If wheat is tillering, slight to moderate damage can occur if temperatures are at or lower than 12 degrees Fahrenheit for two or more hours. Symptoms include leaf chlorosis, burnt leaf tips, silage odor and blue cast to fields.

If wheat is jointing, moderate to severe damage can occur at temperatures at or lower than 24 degrees for two or more hours. Symptoms include the death of the growing point, leaf yellowing or burning, lesions, splitting or bending of lower stem and odor.

"Identify the joint stage by running fingers along the stem, feeling for the first node," said Scheidt.

According to Purdue University, if temperatures drop below 28 degrees for a few hours, the growing point of young corn plants can be injured or killed even if it is still below the soil surface. Leaves may blacken and wither. Yield loss due to early freeze is primarily related to stand loss.

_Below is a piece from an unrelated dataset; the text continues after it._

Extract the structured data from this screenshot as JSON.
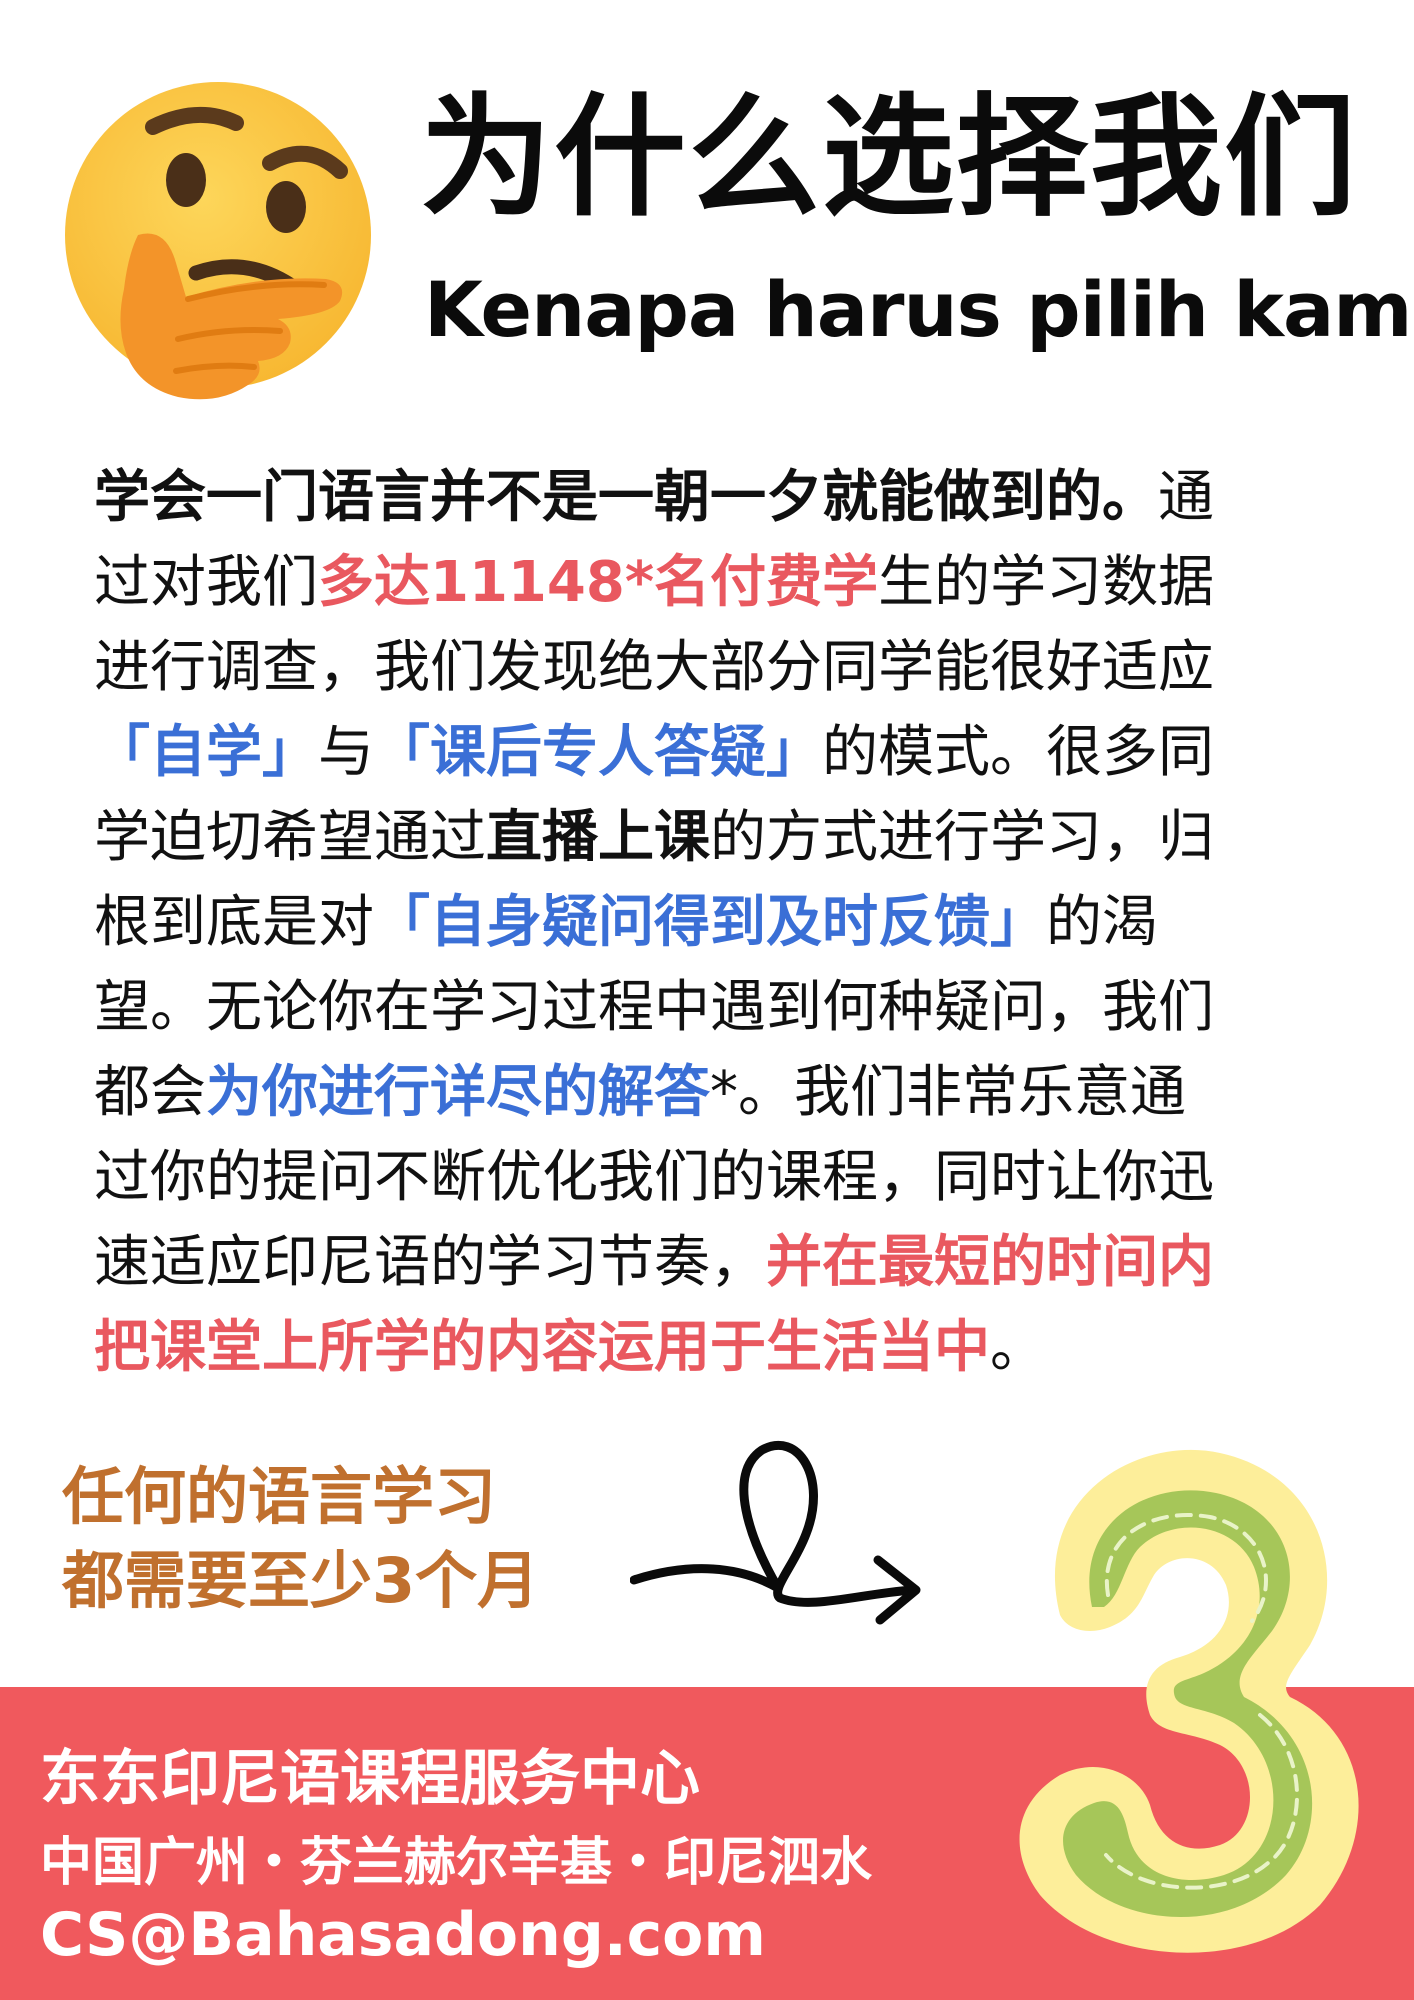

Newly planted corn may be at risk if soil temperatures drop to 50 degrees or lower within 24 hours of planting. If the seed absorbs cold water, the cold water disrupts the reorganization of cells and can result in loss of vigor or seed death.

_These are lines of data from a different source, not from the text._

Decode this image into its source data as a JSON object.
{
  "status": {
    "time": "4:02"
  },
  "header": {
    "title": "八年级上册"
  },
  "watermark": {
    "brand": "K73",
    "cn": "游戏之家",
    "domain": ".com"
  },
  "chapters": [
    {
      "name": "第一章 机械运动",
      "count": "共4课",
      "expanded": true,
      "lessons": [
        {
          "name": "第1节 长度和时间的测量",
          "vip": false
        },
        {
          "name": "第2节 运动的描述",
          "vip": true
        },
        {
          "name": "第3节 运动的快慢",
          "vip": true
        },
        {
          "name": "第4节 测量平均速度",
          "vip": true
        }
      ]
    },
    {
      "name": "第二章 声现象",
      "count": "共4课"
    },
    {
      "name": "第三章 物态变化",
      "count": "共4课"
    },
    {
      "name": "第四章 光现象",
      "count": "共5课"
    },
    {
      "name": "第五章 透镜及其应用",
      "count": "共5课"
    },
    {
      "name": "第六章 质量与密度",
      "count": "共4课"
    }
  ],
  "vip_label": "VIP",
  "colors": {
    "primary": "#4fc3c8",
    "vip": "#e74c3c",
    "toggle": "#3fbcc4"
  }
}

According to Kaitlyn Bissonnette, pathologist with MU, prolonged cold, wet weather after a freeze increases the chance for disease development of corn. Soil type and management of the soil, for example, tilled or not, can affect extent of damage too.

"The extent of injury to corn and wheat will not be fully evident until temperatures warm and growth resumes. It is best to wait at least one week or until temperatures warm to assess damage," said Scheidt.

According to the MU Lamar Weather Station, the 2-inch bare soil temperature was 35 degrees Fahrenheit at 8:30 am on April 4.